I’m trying to train LoFTR on 4 RTX 3090 GPUs on Ubuntu 18.04. When I start training, the output gets stuck on “initializing ddp: GLOBAL_RANK” and the terminal freezes (Ctrl + C won’t work anymore).

I saw that others had that problem with certain Pytorch / Pytorch Lightning versions, however i’m using pytorch-lightning==1.3.5 and pytorch=1.8.1, which noone else seemed to have problems with. Also, the authors trained LoFTR with the same environment, so I think the problem has to be somewhere else.

Does anyone have an idea what else apart from the Pytorch / Pytorch Lightning versions could be the problem?

Thanks!

P.S. I ran the cuda p2pBandwithLatencyTest and it shows that GPUs can’t access each other.

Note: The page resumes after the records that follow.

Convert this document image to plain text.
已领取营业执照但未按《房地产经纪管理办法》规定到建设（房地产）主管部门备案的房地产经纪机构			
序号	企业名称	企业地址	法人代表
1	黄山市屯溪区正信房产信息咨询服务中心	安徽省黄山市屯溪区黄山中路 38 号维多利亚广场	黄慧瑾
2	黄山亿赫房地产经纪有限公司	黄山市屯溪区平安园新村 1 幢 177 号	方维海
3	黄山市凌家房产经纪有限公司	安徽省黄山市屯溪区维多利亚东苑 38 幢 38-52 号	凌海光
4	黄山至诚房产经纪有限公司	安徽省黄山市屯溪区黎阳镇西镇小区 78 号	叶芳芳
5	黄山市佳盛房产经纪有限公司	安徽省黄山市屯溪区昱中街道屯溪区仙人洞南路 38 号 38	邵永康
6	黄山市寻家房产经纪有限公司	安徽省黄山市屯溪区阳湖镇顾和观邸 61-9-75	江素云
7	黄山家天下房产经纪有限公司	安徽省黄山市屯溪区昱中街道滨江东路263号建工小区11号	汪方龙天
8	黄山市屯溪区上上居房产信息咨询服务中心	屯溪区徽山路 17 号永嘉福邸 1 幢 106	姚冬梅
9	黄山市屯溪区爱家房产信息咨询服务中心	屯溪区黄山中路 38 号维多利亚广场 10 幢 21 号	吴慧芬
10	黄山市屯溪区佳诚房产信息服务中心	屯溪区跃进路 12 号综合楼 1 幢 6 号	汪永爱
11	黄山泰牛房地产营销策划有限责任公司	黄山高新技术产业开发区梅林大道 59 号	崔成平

However I’m not sure if this is needed in this case or if they can just pass the information via CPU.

Try to disable p2p access via NCCL_P2P_DISABLE=1 and check if this would help.

When i ran torch.tensor(1).cuda(), it returned

NVIDIA GeForce RTX 3090 with CUDA capability sm_86 is not compatible with the current PyTorch installation.
The current PyTorch install supports CUDA capabilities sm_37 sm_50 sm_60 sm_61 sm_70 sm_75 compute_37.

So seems to be that I have to use a higher CUDA version. Thank you!

Yes, the error shows you’ve installed a PyTorch binary with CUDA 10.2, which is not compatible with your 3090. Update PyTorch to any binary in the current stable or nightly release and it will work (as all new binaries use CUDA 11.7, 11.8, or 12.1).